12 September 2006

philosophical disembodiment

i often find it strange that we have been given physical bodies. and even more strange is the idea that we interact with one another with these things as our sole focal point when the connection between our physicality and our self is not so apparent (at least to me...at least this morning).

i've been told that God looks at us and sees not flesh and bone but the heart (here "heart" is not an organ but a definition of self). it also seems that it would be useful to see others the way that God sees them. however when i look on another person, i see physical form and gesture and hear words. i do not see the "heart."

perhaps the most obvious window into what God sees in others is how we view ourselves. our self perspective is mental and emotional and about passion and intention. even our views on the physical are "views", internalized thoughts, emotions and beliefs.
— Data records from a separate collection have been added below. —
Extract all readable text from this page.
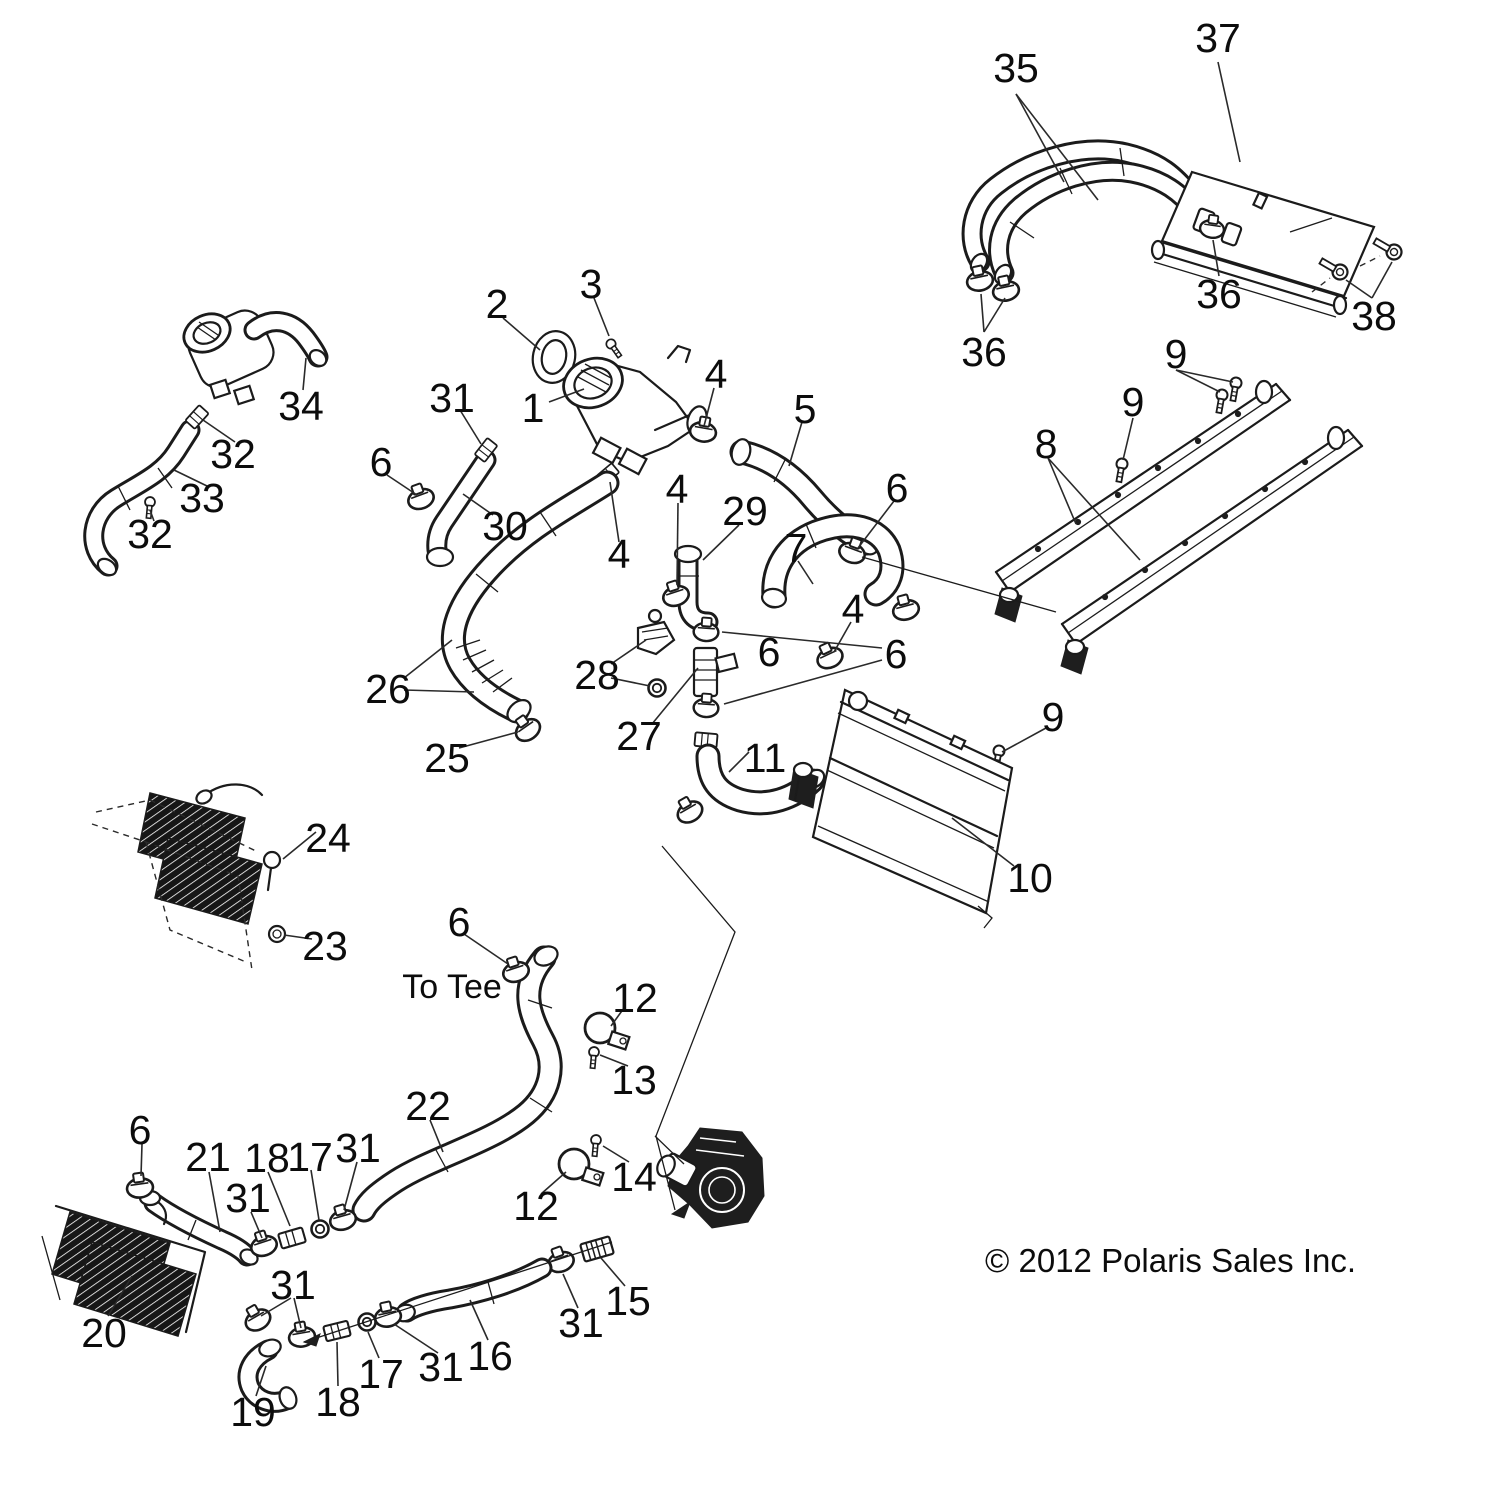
37
35
36
36
38
9
9
8
2 3
1
31
4
5
30
6
34
32
33
32	29
4
4	7
6
6
4
6
28
27
26
25	11
9
10
24
23
6
12
13
22
6
21 18
17 31
31
31
20
12
14
15
31
16
31
17
18
19
To Tee
© 2012 Polaris Sales Inc.
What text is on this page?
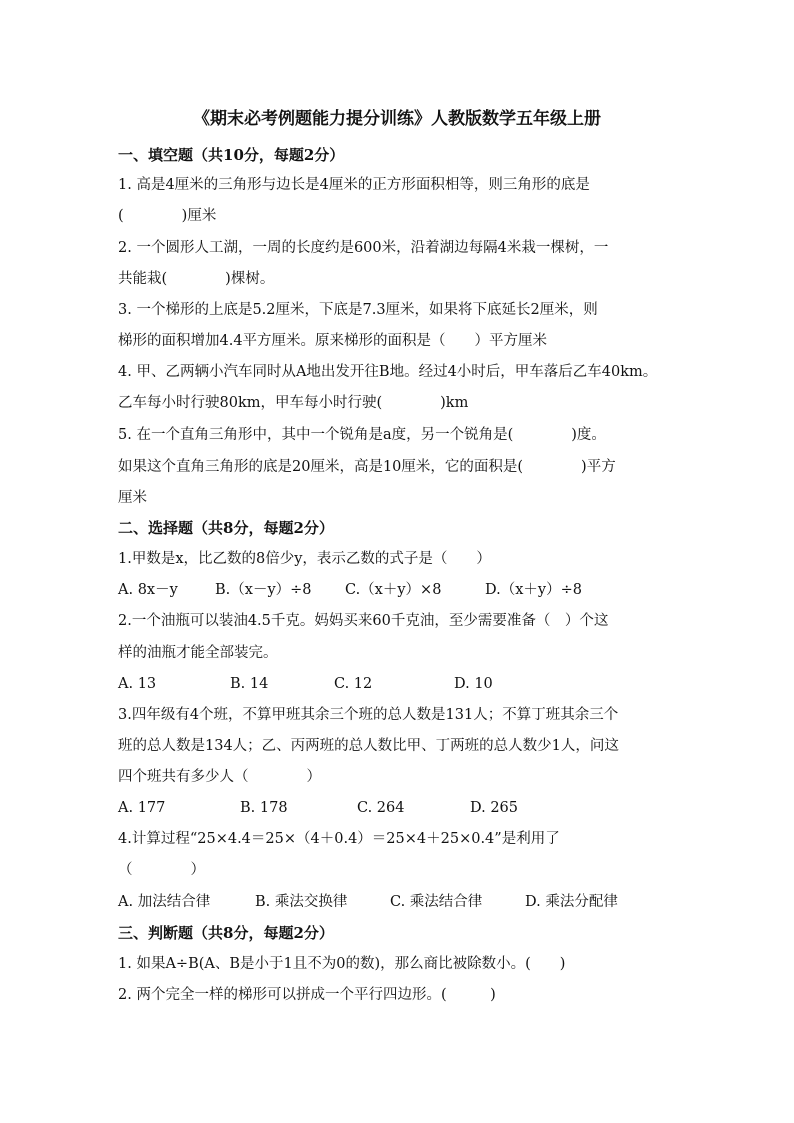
《期末必考例题能力提分训练》人教版数学五年级上册
一、填空题（共10分，每题2分）
1. 高是4厘米的三角形与边长是4厘米的正方形面积相等，则三角形的底是
(　　　　)厘米
2. 一个圆形人工湖，一周的长度约是600米，沿着湖边每隔4米栽一棵树，一
共能栽(　　　　)棵树。
3. 一个梯形的上底是5.2厘米，下底是7.3厘米，如果将下底延长2厘米，则
梯形的面积增加4.4平方厘米。原来梯形的面积是（　　）平方厘米
4. 甲、乙两辆小汽车同时从A地出发开往B地。经过4小时后，甲车落后乙车40km。
乙车每小时行驶80km，甲车每小时行驶(　　　　)km
5. 在一个直角三角形中，其中一个锐角是a度，另一个锐角是(　　　　)度。
如果这个直角三角形的底是20厘米，高是10厘米，它的面积是(　　　　)平方
厘米
二、选择题（共8分，每题2分）
1.甲数是x，比乙数的8倍少y，表示乙数的式子是（　　）
A. 8x－y	B.（x－y）÷8 C.（x＋y）×8	D.（x＋y）÷8
2.一个油瓶可以装油4.5千克。妈妈买来60千克油，至少需要准备（　）个这
样的油瓶才能全部装完。
A. 13	B. 14	C. 12	D. 10
3.四年级有4个班，不算甲班其余三个班的总人数是131人；不算丁班其余三个
班的总人数是134人；乙、丙两班的总人数比甲、丁两班的总人数少1人，问这
四个班共有多少人（　　　　）
A. 177	B. 178	C. 264	D. 265
4.计算过程“25×4.4＝25×（4＋0.4）＝25×4＋25×0.4”是利用了
（　　　　）
A. 加法结合律	B. 乘法交换律	C. 乘法结合律	D. 乘法分配律
三、判断题（共8分，每题2分）
1. 如果A÷B(A、B是小于1且不为0的数)，那么商比被除数小。(　　)
2. 两个完全一样的梯形可以拼成一个平行四边形。(　　　)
the physicality we each embody is some strange tool that simultaneously binds us to this world and allows us to interact with it and within it. the connection is sort of just an open port though because this world is also able to interact with us. even if we say that we are not our bodies, what happens to this body affects in real ways who we are. when we, the true selves buried in the flesh, want to communicate or interact we use these bodies to produce sound, to gesture and point, to produce facial "expression." to communicate more powerfully we act on the body of another, a punch, hug, or kiss, which somehow has the ability to communicate what many words or all the gestures in the world could not.

i sometimes struggle to delineate the self from the tool and to understand the distinction between "tool" and "self-extension." today the connection between self and physicality just seems tenuous at best which is not morbid in this case just bizarre.